5. **Re-validate** with the same 20-query suite. If mean framing
   moves from 2.80 β†’ β‰₯ 3.5 (target: β‰₯ half the queries scoring 4+),
   option (a) was the right call. If not, the issue is downstream
   (Granite ignoring the directive); option (c) won't help.

**Cost estimate.** ~2-3 hr of work, plus re-validation against the
address probe + the 20-query suite. The risk is the planner
regressing on intent classification when prompted to also emit a
new field β€” Granite 4.1:3b at temperature 0 with constrained
decoding is robust but not infallible.
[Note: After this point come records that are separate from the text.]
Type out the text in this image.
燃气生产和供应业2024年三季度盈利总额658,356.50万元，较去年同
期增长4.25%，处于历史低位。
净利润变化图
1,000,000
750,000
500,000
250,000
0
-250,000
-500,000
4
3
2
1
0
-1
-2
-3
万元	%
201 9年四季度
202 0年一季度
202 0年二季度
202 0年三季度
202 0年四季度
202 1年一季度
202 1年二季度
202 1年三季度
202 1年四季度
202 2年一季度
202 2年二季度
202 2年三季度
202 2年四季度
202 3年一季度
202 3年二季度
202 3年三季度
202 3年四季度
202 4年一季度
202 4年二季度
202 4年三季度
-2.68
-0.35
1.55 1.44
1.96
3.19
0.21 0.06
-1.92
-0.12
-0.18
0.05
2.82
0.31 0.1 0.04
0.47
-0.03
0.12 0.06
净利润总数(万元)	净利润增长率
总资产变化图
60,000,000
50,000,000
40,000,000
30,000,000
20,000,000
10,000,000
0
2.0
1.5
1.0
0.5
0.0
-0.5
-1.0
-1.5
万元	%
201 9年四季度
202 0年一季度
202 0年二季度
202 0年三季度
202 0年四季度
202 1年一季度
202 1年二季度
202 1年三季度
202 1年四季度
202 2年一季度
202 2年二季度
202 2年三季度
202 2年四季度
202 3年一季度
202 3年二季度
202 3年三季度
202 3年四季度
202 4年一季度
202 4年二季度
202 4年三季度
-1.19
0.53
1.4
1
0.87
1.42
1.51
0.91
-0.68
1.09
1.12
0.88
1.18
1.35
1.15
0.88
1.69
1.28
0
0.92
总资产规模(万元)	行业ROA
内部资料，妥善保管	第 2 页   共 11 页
Validate against the full
address probe before merging.

## What option (c) would add

Layer (a) on top of (b). When the planner emits a question_type that
matches the detector's, both agree β†’ use the directive. When they
disagree β†’ log the disagreement (telemetry), use the planner's.
Marginal value over (a) alone is small; defer unless (a) shows
misclassification on the 20-query suite.